A judge found police officer Edward M. Nero not guilty of four criminal counts in the case of Freddie Gray, whose death last year in police custody sparked riots and widespread anger in the city.
The decision by Judge Barry G. Williams, announced Monday in a packed courtroom, is the first verdict reached in the Gray case. Nero is the second of six Baltimore police officers to face trial on charges related to Gray’s arrest and subsequent death. The first officer’s trial ended in a hung jury.
The verdict came after a trial held over six days. Nero had opted for a bench trial rather than have his case heard in front of a jury.
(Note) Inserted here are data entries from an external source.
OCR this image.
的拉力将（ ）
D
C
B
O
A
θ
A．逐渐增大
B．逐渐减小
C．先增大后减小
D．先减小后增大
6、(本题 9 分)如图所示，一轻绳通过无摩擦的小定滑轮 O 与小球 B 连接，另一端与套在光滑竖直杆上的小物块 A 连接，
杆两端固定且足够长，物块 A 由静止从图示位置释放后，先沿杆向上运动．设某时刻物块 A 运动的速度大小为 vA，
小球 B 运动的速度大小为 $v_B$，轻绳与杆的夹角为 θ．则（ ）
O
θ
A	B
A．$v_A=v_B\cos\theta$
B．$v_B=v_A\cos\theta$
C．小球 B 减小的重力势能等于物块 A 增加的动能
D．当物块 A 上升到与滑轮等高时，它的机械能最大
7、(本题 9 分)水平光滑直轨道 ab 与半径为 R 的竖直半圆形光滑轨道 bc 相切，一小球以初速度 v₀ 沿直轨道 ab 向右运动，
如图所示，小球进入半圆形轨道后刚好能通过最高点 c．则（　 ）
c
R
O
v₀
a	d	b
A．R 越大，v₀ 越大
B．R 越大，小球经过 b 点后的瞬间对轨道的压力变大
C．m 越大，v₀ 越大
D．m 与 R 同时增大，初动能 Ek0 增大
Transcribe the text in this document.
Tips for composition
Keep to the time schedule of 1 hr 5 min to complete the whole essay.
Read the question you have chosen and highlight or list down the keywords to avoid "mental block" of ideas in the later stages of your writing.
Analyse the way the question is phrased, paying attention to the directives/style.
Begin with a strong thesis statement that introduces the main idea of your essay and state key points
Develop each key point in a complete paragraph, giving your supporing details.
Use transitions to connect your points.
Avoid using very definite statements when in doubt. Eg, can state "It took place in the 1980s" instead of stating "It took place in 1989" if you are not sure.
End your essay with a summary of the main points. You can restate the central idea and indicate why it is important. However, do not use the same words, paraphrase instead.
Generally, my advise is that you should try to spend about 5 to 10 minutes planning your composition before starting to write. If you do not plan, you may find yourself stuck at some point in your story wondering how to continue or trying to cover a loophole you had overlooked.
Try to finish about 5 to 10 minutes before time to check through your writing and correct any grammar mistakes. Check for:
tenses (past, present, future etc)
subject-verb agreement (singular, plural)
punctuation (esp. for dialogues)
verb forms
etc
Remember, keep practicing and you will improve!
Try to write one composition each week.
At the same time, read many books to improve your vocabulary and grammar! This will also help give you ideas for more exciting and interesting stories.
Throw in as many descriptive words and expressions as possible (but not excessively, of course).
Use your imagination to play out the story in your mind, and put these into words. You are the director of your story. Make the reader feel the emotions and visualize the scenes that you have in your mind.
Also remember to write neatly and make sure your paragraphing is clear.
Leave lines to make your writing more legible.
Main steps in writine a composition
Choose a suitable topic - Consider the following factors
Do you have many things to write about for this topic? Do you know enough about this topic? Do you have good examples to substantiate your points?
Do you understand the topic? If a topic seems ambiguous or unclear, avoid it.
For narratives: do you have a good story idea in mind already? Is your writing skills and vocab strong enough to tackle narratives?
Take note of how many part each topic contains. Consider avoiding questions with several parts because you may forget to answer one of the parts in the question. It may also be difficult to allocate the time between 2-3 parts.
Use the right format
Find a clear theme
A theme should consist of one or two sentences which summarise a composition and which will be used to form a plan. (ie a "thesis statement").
Nero, 30, was one of six Baltimore officers to face charges in the case of Gray, who died in police custody a week after suffering injuries in the back of a police van. Gray’s death sparked rioting and arson in Baltimore and brought additional scrutiny to the deaths of young black men at the hands of police officers across the country.
Nero was acquitted of second-degree assault, reckless endangerment and two counts of misconduct in office.
Gray was arrested April 12, 2015 and then placed in the back of a police van with his hands cuffed behind his back and his legs shackled. Prosecutors say that Gray suffered a neck injury and lost consciousness as he was being transported in the van. He died about a week later without ever regaining consciousness.
The prosecution has argued that Nero had no probable cause for arresting Gray, 25, after a chase in Gray’s West Baltimore neighborhood and that the very act of arresting him amounted to an assault.
An “arrest without a justification” is how Baltimore Deputy State’s Attorney Janice Bledsoe described Nero’s actions in her closing argument Thursday before a packed courtroom.
Prosecutors also argued that Nero failed to put Gray in a seat belt in the back of the police van, a decision that put Gray in jeopardy.
“Officer Nero knew what the risks were to put him in a wagon unrestrained,” Bledsoe said in her closing argument. “He could be thrown around the wagon like a pinball, just going back and forth, back and forth.”
Nero’s attorney, Marc Zayon, said that the state failed to prove any of its charges “beyond a reasonable doubt” and said that his client had acted as any reasonable Baltimore police officer would in his involvement with Gray.
The standard on which Nero should be judged, he told the judge, is: “What would a reasonable officer similarly situated do?”